Adam Fry

Personal information
- Date of birth: 9 February 1985 (age 40)
- Place of birth: Luton, England
- Position(s): Midfielder

Youth career
- –2002: Peterborough United

Senior career*
- Years: Team / Apps / (Gls)
- 2002–2007: Peterborough United / 3 / (0)

= Adam Fry =

English footballer (born 1985)

Adam Fry (born 9 February 1985) is an English former professional footballer. He is the son of Peterborough United's former manager and owner Barry Fry.

==Career==
Adam was part of the successful Peterborough United youth team that won the youth league and signed his first professional contract at the age of 17. He was invited to train with Manchester United and represented the Red Devils in the Milk Cup. He also captained the Posh side in his father's testimonial fixture with a Manchester United side that included Wayne Rooney and Cristiano Ronaldo. Adam also took part in the Sky One documentary 'Big Ron Manager' which was a series that followed Peterborough United's fortunes.

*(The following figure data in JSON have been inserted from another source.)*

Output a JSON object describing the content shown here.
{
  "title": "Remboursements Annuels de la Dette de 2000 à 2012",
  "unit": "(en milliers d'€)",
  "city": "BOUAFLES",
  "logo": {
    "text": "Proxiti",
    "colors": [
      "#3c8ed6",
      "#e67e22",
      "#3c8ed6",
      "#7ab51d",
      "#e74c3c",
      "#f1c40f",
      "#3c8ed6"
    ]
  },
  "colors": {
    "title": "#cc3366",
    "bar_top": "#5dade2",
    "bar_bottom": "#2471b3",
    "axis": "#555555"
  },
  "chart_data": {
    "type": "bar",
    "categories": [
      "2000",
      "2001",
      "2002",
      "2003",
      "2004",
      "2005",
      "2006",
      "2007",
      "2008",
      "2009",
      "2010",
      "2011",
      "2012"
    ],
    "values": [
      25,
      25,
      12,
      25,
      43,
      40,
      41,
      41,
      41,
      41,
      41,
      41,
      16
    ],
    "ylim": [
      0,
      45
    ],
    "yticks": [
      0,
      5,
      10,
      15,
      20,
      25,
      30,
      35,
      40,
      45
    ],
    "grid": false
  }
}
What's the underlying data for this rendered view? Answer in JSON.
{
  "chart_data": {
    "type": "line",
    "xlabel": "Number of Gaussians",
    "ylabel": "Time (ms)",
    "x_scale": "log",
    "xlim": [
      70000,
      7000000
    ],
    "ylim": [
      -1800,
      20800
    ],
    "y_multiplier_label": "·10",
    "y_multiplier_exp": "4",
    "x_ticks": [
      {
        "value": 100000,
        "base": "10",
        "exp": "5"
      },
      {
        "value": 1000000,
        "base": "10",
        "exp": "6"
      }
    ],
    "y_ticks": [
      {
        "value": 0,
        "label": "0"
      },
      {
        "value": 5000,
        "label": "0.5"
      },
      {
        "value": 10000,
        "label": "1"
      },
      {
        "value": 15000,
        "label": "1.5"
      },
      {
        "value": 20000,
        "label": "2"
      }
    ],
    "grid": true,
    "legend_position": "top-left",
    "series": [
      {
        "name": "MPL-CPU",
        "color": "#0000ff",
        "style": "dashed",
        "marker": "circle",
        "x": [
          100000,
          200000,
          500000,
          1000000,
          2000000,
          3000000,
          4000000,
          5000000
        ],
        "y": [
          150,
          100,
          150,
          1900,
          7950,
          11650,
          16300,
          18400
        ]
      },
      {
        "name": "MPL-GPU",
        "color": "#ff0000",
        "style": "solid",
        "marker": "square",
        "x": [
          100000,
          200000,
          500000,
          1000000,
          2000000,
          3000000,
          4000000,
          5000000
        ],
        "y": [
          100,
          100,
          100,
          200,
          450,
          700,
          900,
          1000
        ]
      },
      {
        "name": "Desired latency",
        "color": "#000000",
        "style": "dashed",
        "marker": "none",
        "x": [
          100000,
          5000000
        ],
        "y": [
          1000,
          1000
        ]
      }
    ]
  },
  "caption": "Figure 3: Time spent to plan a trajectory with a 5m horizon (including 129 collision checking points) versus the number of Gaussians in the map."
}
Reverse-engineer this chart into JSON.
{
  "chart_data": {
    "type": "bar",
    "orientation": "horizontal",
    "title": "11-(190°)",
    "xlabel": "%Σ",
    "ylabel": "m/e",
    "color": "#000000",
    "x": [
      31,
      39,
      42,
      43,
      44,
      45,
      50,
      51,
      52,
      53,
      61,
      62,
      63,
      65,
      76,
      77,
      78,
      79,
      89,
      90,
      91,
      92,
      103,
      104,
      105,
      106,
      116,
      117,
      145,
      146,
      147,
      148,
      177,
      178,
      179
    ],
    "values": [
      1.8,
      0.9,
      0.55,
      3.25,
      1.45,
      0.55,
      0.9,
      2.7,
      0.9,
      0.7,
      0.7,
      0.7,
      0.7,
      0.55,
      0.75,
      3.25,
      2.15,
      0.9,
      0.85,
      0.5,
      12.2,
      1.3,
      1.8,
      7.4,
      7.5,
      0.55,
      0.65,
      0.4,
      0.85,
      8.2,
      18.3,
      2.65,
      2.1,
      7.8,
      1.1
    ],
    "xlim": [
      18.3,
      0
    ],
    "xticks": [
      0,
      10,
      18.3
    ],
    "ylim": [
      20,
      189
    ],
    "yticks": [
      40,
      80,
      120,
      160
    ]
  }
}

Adam gained further playing experience in Scotland and Finland, before injuries and illness curtailed his promising career in the game and he was told by a surgeon that he could no longer play at a professional level.

Since he stopped playing football professionally, Adam has been working for Sports on Screen, a sports modelling agency that film commercials all over world. Adam has filmed for them in a number of cities all over Europe and worked with a number of big names in sport like David Beckham and Steve Gerrard for brands including Adidas, Nike and Nivea.

Adam is currently in the process of taking his UEFA 'B' Licence with the PFA after gaining experience working with Premier League side Arsenal in Vietnam.